Final answer:
To find the angle between the line joining (0, -5) and (-5, 0) and the positive x-axis, we calculate the slope and use the inverse tangent function, taking into account the line lies in the fourth quadrant, giving us an angle of approximately 315 degrees.
Step-by-step explanation:
To find the angle that the lines joining the points (0, -5) and (-5, 0) make with the positive direction of the x-axis, we can use the concept of inverse tangent (arctan or tan-1). First, we identify the slope of the line connecting the two points. The slope is calculated as the change in y-coordinates divided by the change in x-coordinates, giving us m = (0 - (-5))/(-5 - 0) = 1.
Since tan(θ) = m, we have θ = tan-1(1). However, considering the points lie in the second and fourth quadrants, the reference angle made with the x-axis lies in the fourth quadrant. So, θ = 360° - tan-1(1), which is approximately 360° - 45° = 315°.

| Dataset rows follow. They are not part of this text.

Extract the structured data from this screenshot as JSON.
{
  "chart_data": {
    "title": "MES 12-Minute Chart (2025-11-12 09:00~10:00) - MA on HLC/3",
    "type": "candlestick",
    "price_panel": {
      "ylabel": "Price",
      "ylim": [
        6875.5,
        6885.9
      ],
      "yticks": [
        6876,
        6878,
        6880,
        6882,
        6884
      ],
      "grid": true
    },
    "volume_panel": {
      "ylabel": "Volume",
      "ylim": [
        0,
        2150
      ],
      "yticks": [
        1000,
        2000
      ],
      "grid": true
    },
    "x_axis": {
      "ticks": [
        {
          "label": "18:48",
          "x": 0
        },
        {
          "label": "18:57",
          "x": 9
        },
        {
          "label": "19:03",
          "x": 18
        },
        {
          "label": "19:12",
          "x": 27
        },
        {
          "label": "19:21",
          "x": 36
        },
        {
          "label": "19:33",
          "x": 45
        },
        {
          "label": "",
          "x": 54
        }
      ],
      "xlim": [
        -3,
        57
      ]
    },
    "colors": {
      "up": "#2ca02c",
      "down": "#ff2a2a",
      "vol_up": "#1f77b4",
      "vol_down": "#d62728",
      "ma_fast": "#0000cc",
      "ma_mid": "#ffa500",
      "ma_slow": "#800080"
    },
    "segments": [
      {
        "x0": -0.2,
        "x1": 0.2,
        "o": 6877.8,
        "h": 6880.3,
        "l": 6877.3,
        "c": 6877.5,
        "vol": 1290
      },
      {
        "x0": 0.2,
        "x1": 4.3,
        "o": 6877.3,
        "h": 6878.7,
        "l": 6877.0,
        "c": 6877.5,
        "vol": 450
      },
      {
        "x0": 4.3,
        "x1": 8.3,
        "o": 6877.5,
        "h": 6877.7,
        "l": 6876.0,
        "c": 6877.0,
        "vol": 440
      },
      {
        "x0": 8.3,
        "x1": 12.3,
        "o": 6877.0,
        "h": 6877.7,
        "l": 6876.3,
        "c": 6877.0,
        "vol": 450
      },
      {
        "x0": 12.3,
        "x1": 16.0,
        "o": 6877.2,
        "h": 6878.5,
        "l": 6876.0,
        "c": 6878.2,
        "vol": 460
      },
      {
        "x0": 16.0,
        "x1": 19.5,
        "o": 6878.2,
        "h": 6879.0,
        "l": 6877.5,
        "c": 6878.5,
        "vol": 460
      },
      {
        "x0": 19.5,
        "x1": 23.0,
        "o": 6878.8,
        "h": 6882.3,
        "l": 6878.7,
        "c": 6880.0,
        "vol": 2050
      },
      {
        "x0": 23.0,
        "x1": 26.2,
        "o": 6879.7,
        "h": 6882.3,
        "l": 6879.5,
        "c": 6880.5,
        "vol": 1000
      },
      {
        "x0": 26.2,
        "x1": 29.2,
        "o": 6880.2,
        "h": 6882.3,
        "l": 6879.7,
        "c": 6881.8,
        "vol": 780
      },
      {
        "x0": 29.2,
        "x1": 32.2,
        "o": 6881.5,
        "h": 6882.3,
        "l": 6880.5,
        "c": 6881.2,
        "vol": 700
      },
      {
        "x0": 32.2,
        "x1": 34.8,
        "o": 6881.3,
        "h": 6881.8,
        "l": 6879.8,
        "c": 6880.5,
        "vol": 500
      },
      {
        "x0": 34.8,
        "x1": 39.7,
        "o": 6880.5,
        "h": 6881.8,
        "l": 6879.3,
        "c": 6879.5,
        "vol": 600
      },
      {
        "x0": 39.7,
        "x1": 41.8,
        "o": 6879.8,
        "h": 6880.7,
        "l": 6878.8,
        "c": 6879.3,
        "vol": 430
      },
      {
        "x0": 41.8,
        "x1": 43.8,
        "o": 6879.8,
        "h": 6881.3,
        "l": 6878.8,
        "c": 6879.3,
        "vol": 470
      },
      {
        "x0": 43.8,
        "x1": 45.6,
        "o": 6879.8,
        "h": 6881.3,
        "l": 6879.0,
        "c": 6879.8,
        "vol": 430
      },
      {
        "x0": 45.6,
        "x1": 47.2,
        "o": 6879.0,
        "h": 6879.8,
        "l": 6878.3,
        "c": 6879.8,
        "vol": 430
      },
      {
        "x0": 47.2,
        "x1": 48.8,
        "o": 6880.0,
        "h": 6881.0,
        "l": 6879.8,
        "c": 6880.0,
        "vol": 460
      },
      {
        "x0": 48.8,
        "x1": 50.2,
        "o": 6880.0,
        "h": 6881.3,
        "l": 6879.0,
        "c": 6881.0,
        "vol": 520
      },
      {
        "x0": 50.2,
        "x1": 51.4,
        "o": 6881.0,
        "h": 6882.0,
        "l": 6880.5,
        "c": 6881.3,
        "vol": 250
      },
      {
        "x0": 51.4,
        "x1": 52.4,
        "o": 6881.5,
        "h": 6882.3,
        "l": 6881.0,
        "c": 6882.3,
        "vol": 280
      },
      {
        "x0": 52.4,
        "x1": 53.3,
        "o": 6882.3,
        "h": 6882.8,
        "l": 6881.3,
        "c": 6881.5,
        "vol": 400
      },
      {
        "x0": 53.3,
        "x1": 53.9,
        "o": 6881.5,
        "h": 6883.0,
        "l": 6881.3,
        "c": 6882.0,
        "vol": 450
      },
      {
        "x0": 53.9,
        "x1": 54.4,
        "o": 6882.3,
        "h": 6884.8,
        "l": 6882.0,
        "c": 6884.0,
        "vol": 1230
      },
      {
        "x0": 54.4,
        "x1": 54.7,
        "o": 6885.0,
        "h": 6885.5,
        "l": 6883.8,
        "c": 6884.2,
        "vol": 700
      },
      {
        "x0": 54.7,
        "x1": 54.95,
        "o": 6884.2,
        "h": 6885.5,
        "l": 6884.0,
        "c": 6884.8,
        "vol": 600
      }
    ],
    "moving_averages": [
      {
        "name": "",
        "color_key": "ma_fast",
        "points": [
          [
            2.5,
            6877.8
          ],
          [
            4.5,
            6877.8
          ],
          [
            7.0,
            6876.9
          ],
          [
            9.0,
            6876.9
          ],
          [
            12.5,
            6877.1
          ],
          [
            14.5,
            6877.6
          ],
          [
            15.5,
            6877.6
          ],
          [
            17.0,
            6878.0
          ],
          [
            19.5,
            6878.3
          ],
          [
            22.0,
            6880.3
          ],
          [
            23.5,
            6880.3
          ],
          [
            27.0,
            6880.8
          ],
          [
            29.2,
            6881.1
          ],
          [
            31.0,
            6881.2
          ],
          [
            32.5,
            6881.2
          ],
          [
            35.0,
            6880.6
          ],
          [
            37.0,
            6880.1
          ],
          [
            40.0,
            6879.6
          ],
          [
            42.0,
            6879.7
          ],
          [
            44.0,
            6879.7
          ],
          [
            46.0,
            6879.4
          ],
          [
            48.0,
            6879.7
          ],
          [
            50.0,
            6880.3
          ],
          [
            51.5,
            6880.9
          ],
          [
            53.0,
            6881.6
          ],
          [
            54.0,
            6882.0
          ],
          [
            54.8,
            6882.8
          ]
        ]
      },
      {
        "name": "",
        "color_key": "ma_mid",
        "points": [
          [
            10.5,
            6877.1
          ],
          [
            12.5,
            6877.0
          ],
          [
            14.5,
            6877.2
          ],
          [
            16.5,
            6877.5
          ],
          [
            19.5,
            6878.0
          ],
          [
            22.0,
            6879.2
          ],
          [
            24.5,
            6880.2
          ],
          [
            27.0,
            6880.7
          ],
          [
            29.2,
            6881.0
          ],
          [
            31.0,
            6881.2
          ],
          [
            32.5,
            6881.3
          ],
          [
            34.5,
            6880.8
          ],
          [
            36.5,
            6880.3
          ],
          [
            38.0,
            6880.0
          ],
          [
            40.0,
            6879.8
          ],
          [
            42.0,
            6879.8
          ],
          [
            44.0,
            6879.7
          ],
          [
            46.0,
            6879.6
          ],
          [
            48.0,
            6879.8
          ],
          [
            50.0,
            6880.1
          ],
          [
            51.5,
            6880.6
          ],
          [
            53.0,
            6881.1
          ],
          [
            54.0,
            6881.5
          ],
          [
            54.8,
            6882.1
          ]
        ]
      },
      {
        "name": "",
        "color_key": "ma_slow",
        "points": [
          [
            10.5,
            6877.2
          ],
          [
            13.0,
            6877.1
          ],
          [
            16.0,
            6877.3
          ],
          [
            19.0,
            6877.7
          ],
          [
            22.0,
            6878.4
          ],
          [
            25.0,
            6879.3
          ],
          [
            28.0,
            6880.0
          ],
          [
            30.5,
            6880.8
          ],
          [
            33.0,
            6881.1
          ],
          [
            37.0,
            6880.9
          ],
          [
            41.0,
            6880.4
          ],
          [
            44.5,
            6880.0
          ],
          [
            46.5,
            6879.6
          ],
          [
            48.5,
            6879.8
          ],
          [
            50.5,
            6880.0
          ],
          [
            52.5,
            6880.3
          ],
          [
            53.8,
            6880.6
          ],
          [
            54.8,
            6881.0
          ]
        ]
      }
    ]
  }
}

To express this in decimal form, we use a calculator to find θ = tan-1(1) to obtain an angle of 315°, which can be rounded to two decimal places if needed. Since the angle provided in the question is in degrees, if our calculator gives the result in radians, we must convert it to degrees by multiplying by 180/π.
Note: If the calculator gives a negative result, it signifies the angle is measured clockwise from the positive x-axis. However, the positive counter-clockwise angle is 360° plus the negative angle.